Le complexe religieux de Mar Challita, reconstruit par la volonté d’une personne et devenu un incontournable du village. Photo Anne Ilcinkas

Lieu de passage

Qobeyat, c’est aussi un village d’histoire et de patrimoine religieux, avec ses nombreux couvents et églises qui apportent chacun une pièce au puzzle historique de la localité.

Si l’histoire de Qobeyat est riche, c’est que ce village a toujours été un lieu de passage entre l’intérieur syrien et la côte libanaise, anciennement phénicienne. Une terre traversée par les Hittites, les Francs et bien d’autres peuples encore.

Dans le couvent en pierre Mar Doumit des carmélites, vieux de 183 ans et abritant un magnifique chêne sous lequel a vu le jour la première école du village (comme c’était d’usage au XIXe siècle et au début du XXe siècle), le père César Mourany, véritable encyclopédie vivante, est intarissable sur l’histoire du village.

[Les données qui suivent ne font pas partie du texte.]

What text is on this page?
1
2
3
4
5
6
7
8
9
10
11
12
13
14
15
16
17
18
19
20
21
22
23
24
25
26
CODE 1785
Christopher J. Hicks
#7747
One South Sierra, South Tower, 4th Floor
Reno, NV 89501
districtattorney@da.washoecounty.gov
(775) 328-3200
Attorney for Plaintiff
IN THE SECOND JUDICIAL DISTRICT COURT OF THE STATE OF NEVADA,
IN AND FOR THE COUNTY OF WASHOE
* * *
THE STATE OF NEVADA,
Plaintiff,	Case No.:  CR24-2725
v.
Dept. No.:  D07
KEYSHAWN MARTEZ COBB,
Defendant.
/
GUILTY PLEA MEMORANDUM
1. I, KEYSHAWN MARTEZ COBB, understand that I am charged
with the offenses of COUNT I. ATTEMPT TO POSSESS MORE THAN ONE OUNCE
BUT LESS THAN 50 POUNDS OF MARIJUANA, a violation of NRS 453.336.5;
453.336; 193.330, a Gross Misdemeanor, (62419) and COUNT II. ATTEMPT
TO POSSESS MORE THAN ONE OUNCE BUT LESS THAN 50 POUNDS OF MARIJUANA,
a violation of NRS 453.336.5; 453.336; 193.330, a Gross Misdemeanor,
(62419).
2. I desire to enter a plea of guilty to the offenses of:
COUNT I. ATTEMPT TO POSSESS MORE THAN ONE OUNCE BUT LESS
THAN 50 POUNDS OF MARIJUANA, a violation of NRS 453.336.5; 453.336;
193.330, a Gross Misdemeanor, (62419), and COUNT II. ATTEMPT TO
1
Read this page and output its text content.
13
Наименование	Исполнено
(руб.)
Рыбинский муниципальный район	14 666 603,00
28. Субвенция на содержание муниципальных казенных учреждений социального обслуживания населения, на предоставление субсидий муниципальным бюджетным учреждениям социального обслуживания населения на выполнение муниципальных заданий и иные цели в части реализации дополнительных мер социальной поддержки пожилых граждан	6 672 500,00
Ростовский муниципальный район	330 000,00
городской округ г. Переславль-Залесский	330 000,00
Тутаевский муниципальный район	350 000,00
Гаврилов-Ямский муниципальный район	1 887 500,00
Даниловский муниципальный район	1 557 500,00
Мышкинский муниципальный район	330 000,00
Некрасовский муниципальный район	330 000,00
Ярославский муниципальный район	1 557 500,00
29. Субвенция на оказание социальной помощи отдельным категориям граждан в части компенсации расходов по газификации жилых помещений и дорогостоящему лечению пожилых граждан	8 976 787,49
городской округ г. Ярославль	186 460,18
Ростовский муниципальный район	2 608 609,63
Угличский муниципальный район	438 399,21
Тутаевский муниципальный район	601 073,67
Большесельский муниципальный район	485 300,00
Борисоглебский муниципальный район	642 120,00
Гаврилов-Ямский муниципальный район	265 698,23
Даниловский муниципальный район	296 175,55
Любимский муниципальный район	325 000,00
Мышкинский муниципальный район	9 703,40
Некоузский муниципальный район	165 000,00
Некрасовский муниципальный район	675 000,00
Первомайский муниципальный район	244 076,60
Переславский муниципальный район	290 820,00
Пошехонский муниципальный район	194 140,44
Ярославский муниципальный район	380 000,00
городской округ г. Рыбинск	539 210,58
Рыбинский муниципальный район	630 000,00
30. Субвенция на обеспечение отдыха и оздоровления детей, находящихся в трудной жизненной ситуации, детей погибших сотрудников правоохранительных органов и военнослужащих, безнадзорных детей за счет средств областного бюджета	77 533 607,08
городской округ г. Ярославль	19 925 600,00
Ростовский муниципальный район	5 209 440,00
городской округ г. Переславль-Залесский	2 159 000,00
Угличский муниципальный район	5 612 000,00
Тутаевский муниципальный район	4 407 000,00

La richesse du patrimoine religieux s’explique, souligne l’auteur du livre Cobiath sous les croisés, par le fait que la région était un lieu de pèlerinage païen depuis le temps des Phéniciens, comme en attestent de nombreux vestiges, sur lesquels ont été construites, par la suite, des églises : Mar Challita, Saydet el-Ghassalé (site du temple de la déesse Morgan)  ; Notre-Dame de Chahlo (avec son autel antique toujours debout dans la cour de l’église) ; Mar Doumit… Des vestiges archéologiques qui attestent de 6 000 ans d’histoire.

Du père César Mourany, l’on apprend que la présence chrétienne est très ancienne dans la région, mais que les églises du village, soumises au cours d’une histoire mouvementée, ont été détruites et reconstruites plusieurs fois. La plus ancienne encore debout est celle de Chwita, une magnifique église de pierre de forme carrée, probablement millénaire : dotée d’un double autel (elle n’est pas la seule dans le village), elle est le témoin d’un temps où les hommes priaient d’un côté, les femmes et les enfants de l’autre…

Aujourd’hui, l’attachement à la religion est bien vivant dans le village : en témoignent les souriantes sœurs de Notre-Dame des Dons, du couvent Saint-Georges, qui font tourner leur atelier de produits alimentaires ou artisanaux traditionnels, avec un talent particulier pour le chocolat.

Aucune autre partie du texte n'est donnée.